Die Pressekonferenz markierte einen klaren Angriff auf Newsom von mehreren Führern der AFL-CIO, einer der mächtigsten Arbeitsgruppen des Landes. Die Arbeitsvertreter kritisierten den Gouverneur dafür, dass er die Forderungen der Arbeiter ignoriert und sich auf die Seite seiner „Big-Tech-Milliardärfreunde“ geschlagen hat.
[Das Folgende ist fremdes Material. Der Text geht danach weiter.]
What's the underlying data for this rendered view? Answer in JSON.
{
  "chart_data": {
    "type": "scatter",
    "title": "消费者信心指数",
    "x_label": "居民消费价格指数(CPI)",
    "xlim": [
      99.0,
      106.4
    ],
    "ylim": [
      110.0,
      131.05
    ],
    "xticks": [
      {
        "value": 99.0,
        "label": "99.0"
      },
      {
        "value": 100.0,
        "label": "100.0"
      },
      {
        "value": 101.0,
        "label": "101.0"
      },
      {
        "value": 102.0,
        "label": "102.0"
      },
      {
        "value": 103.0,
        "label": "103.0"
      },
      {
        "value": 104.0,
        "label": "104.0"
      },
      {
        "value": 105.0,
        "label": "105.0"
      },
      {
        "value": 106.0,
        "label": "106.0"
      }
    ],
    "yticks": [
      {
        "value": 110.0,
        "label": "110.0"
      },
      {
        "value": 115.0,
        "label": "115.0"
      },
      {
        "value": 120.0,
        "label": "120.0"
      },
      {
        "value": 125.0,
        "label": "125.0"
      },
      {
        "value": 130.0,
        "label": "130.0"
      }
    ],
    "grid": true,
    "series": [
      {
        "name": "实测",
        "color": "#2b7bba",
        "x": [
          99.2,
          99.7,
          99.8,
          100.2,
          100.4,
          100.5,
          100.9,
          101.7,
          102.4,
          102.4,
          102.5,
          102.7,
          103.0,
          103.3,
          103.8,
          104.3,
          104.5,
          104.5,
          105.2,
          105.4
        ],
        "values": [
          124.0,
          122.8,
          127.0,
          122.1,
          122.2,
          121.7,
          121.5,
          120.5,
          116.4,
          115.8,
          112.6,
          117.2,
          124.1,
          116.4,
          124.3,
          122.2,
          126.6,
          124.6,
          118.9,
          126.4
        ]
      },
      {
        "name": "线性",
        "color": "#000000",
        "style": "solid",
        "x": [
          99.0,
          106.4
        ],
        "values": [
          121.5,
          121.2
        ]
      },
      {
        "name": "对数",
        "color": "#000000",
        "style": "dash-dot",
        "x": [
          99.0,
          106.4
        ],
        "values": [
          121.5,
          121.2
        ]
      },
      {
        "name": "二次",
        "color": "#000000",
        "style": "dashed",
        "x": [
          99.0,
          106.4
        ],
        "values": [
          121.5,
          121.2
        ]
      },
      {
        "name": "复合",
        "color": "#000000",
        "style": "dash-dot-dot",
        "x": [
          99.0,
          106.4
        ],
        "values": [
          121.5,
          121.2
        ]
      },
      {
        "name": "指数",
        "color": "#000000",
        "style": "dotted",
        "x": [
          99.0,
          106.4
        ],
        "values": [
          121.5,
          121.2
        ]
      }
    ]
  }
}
Forderungen der Arbeitsvertreter
Begleitet von der AFL-CIO-Präsidentin, die vor einer bevorstehenden „Krise“ durch KI am Arbeitsplatz warnte, machten die Staatsführer ihre Unterstützung für Newsom, einschließlich seiner voraussichtlichen Präsidentschaftskampagne, von der Erfüllung der Arbeitsforderungen zur Eindämmung der KI abhängig.
Die Arbeitsführer betonten, dass es entscheidend sei, jetzt Maßnahmen zu ergreifen, um die Zerstörung zu verhindern, die Kritiker mit dem NAFTA-Abkommen von 1994 in Verbindung bringen. Sie wiesen darauf hin, dass „weiße Kragen“-Berufe wahrscheinlich die ersten sein werden, die betroffen sind, und dass jede Art von Arbeit in verschiedenen Sektoren Auswirkungen haben wird, wenn keine Schutzmaßnahmen ergriffen werden.
Reaktion von Newsom
Newsoms Büro wies die Kritik der Arbeitsvertreter zurück und betonte, dass „kein Gouverneur mehr getan hat“, um die Arbeiter zu schützen und gleichzeitig die KI-Innovation auszubalancieren. Es wurde argumentiert, dass Kalifornien den umfassendsten, arbeiterzentrierten Ansatz zur KI im ganzen Land verfolgt.
Aktuelle Herausforderungen
Nationale Gewerkschaften drängen auf KI-Regulierungen als oberste politische Priorität, da Umfragen zeigen, dass wachsende und parteiübergreifende Mehrheiten Angst vor den potenziellen Auswirkungen der Technologie haben. Diese beinhalten unter anderem KI-bedingte Entlassungen und den zunehmenden Einsatz von Überwachungstechnologien am Arbeitsplatz.
Die Arbeitsführer haben seit Jahren versucht, umfassende KI-Schutzmaßnahmen in Kalifornien umzusetzen, sind jedoch aufgrund von Widerstand von Newsom gescheitert. Der Gouverneur hatte im vergangenen Jahr ein Gesetz abgelehnt, das Arbeitgebern untersagen sollte, sich auf KI bei der Einstellung, Disziplinierung oder Entlassung von Arbeitnehmern zu verlassen.
Zukünftige Maßnahmen
Die kalifornische Arbeitsföderation hat ihre neueste KI-Agenda vorgestellt. Zu den vorgeschlagenen Maßnahmen gehört ein Gesetz, das Arbeitgeber verpflichtet, im Voraus zu informieren, bevor sie Mitarbeiter aufgrund von KI entlassen. Weitere Maßnahmen sollen die menschliche Aufsicht über Algorithmen bei Disziplinierungs- oder Entlassungsentscheidungen wiederherstellen.
Die Arbeitsführer betonen weiterhin die Notwendigkeit, Gesetze zu entwickeln, die Überwachungstools in sensiblen Bereichen wie Badezimmern und öffentlichen Räumen am Arbeitsplatz verbieten.
Fazit
Die Debatte über die Regulierung von KI steht im Mittelpunkt der politischen Agenda, wobei die Arbeitsvertreter klarstellen, dass sie nicht zögern werden, ihre Stimme zu erheben, wenn ihre Forderungen nicht erfüllt werden. Die kommenden Monate werden entscheidend sein, um zu sehen, wie die Regierung auf diese Herausforderungen reagiert.